NoCute @55: Yes, I can't see how the advice would be any different -- hope the student doesn't figure it out (I doubt most students would immediately think of their teachers when receiving a text of that nature), and don't be so stupid in future because yes, you could get in big trouble -- if the sender, or the student for that matter, were male.

61

I mean, would Dan have advised telling the dean if the LW were male? Perhaps not, but it's bad advice regardless of the writer's gender. If you want to get fired, yes, tell the dean. If not, cross your fingers and hope that you got away with this honest if completely boneheaded mistake this time.

62

So am I the only one who thinks this is fake? Firstly she said she gave her students her number, she didn’t say she got the students’ numbers. But say that she did...so if she gave the students her number wouldn’t her name have come up and the student would have known who it was?

63

@62: No, Tuffy, you are not the only person who thinks it's a fake letter.
But as to your point, the only way a phone identifies the caller by name is if the caller is already in the phone's contacts list by name.
So in this case, unless the student had put her instructor's phone number into her contacts, any texts from the instructor would only show up by phone number, not by name.

64

The keying in the numbers mentioned in the last couple posts may enhance the fake theory: would the teacher go through the trouble of keying in the entire class numbers by name?
(Letter indicates recipient student's name is similar to the friend's)

Also, is it common for (assuming straight in this case) women to send toys pix to each other?

65

The letter is questionable, but even if it's made up, something like this COULD happen, so it's worth discussing.

66

@64 Depends how big the class is. If it's a large lecture class, probably not. If it's a small seminar of like 8 people or something, it's possible she could have put the numbers in her phone. It's also possible she collected the students' numbers and provided hers but that not all her students put it in their phones, even though they wrote down their numbers for her. When professors have given me their numbers on the syllabus I have ignored it because I prefer email.

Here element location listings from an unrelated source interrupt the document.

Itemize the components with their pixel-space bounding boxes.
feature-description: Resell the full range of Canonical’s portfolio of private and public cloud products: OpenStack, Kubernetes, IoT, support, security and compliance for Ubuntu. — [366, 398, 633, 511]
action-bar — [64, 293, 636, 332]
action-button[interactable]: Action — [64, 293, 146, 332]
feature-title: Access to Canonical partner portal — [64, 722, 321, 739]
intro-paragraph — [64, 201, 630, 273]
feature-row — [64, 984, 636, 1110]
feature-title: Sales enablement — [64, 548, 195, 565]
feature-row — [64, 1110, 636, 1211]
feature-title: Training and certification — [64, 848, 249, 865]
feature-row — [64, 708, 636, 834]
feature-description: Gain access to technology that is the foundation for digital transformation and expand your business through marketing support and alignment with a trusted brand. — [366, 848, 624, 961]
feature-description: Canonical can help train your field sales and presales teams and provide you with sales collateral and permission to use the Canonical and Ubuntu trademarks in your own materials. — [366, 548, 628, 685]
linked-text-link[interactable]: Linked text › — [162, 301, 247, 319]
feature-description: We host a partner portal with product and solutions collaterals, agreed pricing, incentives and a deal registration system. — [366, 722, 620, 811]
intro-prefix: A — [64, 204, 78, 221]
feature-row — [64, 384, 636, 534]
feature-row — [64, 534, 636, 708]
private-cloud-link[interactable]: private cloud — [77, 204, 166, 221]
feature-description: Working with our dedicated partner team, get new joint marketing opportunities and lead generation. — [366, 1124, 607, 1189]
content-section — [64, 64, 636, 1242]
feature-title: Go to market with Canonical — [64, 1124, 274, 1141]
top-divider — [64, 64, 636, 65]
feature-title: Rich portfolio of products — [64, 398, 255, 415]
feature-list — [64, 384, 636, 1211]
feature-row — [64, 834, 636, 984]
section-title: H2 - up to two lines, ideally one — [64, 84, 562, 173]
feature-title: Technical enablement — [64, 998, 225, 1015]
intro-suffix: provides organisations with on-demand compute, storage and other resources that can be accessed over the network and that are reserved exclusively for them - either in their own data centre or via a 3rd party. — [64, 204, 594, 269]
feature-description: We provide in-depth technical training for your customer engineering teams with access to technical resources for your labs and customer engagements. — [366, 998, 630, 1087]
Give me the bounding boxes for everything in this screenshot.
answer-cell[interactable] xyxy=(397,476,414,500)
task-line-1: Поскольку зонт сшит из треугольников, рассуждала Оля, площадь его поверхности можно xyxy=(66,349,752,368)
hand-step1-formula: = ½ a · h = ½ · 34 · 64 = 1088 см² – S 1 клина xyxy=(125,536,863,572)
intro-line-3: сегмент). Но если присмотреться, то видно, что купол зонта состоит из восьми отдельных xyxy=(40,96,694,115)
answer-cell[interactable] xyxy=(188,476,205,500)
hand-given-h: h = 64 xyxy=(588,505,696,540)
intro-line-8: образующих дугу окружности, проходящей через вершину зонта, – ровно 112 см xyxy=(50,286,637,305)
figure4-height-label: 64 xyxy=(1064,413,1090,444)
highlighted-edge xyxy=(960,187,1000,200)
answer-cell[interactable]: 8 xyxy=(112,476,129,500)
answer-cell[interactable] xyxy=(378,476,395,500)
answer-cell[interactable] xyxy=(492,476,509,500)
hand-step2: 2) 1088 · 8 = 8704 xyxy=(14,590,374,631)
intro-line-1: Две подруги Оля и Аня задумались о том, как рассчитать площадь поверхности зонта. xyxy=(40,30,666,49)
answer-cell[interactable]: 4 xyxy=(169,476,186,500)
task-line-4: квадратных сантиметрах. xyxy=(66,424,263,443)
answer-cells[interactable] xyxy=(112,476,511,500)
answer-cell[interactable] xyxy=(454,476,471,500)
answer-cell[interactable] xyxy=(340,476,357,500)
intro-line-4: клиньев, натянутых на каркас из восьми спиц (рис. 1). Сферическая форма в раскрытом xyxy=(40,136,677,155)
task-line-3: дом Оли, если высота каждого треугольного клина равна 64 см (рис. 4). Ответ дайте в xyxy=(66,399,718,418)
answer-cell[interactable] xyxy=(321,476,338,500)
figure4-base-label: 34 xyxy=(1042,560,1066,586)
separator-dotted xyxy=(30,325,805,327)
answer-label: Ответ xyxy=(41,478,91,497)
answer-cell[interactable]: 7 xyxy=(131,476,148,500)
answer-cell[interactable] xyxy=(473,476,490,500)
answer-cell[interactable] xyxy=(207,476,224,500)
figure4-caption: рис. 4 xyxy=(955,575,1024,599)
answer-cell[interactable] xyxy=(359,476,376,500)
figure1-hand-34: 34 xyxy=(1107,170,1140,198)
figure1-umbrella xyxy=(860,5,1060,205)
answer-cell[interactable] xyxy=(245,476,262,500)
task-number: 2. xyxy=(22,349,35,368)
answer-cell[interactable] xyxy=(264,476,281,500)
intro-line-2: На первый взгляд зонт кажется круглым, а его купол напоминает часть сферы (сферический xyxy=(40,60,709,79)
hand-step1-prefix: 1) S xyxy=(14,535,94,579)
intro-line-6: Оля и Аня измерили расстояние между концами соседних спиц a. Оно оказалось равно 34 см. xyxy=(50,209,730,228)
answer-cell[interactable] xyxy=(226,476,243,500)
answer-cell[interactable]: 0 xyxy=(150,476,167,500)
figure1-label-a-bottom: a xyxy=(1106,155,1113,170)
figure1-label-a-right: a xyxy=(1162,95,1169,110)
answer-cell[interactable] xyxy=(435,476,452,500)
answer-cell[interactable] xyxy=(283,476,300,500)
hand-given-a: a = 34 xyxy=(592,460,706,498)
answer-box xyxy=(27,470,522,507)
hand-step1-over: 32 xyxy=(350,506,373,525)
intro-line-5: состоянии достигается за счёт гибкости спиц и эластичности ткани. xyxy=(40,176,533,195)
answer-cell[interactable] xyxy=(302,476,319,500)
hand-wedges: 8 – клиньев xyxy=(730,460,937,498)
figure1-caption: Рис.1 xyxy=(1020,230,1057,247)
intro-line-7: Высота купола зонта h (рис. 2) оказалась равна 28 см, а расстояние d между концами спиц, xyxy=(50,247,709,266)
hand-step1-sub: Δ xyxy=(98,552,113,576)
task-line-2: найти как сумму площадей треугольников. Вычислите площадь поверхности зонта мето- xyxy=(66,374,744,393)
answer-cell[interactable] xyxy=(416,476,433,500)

I have had one professor who collected all our phone numbers in the event she needed to contact us because she didn't like using email. She is a 94 year old widowed woman, a SUNY Distinguished Professor, who has been teaching at my school for nearly 50 years. I thought there was approximately a 0% chance she would abuse having my number.

67

First time commenter, longtime lurker. I work in academia. 1) DO NOT report this to your dean. Change your phone number. If students ask then yes, your phone was stolen. No good will come of trying to "do the right thing" here. There is a witch hunt mentality on college campuses right now. 2) Do not give out your phone number to undergraduate students. You are trying too hard. They don't need it. They can read email. If they say they can't cause they are gen whatever (I'm a millennial, BTW, and also a tenured professor with a child and a husband who reads between 100-500 emails a day) then you can present them with a learning opportunity. Everyone needs to grow up sometime. 3) If you need to give your phone number out to colleagues AND you want to send sexts in your personal life, use an app to compartmentalize. I use WhatsApp for all of my personal correspondence and the normal text feature on my phone for work. Makes mistakes like this much more difficult.

69

I'd also recommend entering names of students into your phone as "STUDENT John Smith" or using emojis or something to make it perfectly clear who is who. I say this as a person whose girlfriend has the same first name as my boss.